Nella rubrica precedente, abbiamo parlato del costo energetico nascosto dell’AI, ricordando che i centri dati consumano moltissima elettricità e contribuiscono al riscaldamento globale. Ma la soluzione a questo problema potrebbe essere già qui, ed è veloce come la luce.
Dall’Elettricità alla Luce: il cambio di rotta
Oggi, tutti i computer e i chip che fanno funzionare l’AI usano l’elettricità, ovvero il movimento degli elettroni, per elaborare le informazioni.
Questo processo genera due grandi problemi:
- Tanto Calore: Gli elettroni, muovendosi, scaldano i chip.
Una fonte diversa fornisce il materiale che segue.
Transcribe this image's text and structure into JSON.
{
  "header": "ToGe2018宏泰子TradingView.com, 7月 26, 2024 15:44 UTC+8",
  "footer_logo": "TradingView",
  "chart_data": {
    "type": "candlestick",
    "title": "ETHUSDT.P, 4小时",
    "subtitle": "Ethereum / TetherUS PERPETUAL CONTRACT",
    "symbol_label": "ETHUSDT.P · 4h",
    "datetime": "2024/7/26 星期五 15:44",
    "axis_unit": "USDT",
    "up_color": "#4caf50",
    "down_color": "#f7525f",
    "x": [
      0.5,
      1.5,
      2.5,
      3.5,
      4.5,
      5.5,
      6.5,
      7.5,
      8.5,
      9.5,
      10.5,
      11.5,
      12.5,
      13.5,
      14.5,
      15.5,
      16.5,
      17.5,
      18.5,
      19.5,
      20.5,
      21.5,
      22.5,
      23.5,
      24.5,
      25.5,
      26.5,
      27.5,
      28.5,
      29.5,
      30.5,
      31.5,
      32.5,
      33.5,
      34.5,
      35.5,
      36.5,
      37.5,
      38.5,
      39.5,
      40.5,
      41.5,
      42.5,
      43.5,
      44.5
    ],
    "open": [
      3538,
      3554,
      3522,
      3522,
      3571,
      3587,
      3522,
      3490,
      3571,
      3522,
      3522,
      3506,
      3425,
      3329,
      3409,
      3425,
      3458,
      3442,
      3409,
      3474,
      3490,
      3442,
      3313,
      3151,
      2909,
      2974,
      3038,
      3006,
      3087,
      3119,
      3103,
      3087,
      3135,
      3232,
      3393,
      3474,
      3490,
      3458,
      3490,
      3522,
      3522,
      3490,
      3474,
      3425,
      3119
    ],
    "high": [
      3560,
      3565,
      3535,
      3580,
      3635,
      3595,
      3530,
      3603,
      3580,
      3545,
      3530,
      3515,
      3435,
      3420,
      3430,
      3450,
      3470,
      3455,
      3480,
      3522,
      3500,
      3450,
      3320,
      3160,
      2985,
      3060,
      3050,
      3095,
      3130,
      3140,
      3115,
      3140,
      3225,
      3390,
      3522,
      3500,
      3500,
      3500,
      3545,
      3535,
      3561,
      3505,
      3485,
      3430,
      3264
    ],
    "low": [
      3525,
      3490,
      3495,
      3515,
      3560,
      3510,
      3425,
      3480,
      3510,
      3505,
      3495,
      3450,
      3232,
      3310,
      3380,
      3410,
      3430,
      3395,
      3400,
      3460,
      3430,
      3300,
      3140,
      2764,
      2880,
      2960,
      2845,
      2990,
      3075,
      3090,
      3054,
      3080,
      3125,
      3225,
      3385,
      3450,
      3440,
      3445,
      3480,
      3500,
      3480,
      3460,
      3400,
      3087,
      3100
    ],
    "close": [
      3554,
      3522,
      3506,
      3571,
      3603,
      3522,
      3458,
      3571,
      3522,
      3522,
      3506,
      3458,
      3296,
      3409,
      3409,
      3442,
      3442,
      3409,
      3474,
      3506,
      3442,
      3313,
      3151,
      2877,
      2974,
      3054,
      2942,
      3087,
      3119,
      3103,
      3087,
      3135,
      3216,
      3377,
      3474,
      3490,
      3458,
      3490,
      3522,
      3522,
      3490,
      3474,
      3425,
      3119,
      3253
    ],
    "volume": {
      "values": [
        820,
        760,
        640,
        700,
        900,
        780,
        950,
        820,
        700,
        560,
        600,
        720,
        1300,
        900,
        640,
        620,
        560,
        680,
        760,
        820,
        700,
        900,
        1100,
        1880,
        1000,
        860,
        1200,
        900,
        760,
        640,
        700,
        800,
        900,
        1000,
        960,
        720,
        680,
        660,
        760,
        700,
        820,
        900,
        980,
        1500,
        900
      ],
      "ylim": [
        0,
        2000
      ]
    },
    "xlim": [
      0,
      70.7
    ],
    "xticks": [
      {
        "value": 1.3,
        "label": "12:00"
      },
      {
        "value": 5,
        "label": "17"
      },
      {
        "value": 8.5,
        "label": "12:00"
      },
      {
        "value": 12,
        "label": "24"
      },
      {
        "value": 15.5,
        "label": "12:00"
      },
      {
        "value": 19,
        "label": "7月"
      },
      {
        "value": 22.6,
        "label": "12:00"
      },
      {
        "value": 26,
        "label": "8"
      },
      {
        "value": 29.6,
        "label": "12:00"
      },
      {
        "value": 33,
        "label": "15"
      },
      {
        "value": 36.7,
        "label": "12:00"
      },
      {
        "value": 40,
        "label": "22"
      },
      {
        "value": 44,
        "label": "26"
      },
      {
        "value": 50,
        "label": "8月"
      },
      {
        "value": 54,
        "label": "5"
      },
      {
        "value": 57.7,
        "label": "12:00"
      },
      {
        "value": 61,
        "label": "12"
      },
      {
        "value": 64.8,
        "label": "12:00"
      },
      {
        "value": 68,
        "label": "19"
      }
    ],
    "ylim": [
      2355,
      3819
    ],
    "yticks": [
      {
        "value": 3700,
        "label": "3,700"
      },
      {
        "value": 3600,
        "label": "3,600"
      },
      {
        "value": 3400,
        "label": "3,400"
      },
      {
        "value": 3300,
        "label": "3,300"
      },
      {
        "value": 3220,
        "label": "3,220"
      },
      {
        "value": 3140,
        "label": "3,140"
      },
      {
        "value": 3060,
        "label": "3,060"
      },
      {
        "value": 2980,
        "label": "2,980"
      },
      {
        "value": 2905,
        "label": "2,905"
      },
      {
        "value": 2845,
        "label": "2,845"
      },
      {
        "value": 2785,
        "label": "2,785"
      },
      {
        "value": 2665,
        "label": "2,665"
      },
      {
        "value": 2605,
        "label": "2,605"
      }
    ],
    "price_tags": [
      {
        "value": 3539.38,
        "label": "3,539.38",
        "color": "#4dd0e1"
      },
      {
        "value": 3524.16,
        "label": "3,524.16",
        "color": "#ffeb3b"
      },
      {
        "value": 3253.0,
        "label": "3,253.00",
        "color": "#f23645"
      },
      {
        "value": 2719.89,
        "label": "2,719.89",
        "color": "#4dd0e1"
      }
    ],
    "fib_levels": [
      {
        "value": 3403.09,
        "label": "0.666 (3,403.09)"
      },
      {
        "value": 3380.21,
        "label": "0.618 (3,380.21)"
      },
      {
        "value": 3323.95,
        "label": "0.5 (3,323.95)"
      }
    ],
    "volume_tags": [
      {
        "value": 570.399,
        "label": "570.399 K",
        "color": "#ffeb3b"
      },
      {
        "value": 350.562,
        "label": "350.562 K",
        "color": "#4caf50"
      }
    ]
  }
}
Questo significa che servono enormi sistemi di raffreddamento (che consumano altra energia e tanta acqua) per evitare che i server si fondano.
- Lentezza e Spreco: Il flusso di elettroni è limitato e disperde energia in calore.
La nuova frontiera si chiama Fotonica e promette di superare questi limiti. Immagina un chip che non usa gli elettroni, ma la luce (fotoni) per far viaggiare e calcolare le informazioni.
I chip fotonici: super potenza e risparmio
Aziende e ricercatori stanno sviluppando dei nano chip che, pur essendo minuscoli, usano la luce in modo incredibilmente efficiente:
- Zero o Quasi Calore: La luce genera pochissimo calore. Questo vuol dire che si può eliminare la maggior parte dei sistemi di raffreddamento, risparmiando un’enorme quantità di energia e acqua.
- Velocità Estrema: La luce viaggia molto più velocemente dell’elettricità, permettendo ai calcoli dell’AI di essere eseguiti in un lampo.
- Efficienza Energetica: Si stima che questi chip possano eseguire le stesse operazioni dell’AI consumando fino a 100 volte meno energia rispetto ai chip tradizionali.
Un futuro più “verde”
Passare ai chip fotonici è cruciale per rendere l’Intelligenza Artificiale sostenibile.
Non solo avremo un’AI molto più potente e veloce, ma finalmente potremo ridurne drasticamente l’impronta ambientale. È il modo in cui la tecnologia si evolve per diventare amica del pianeta.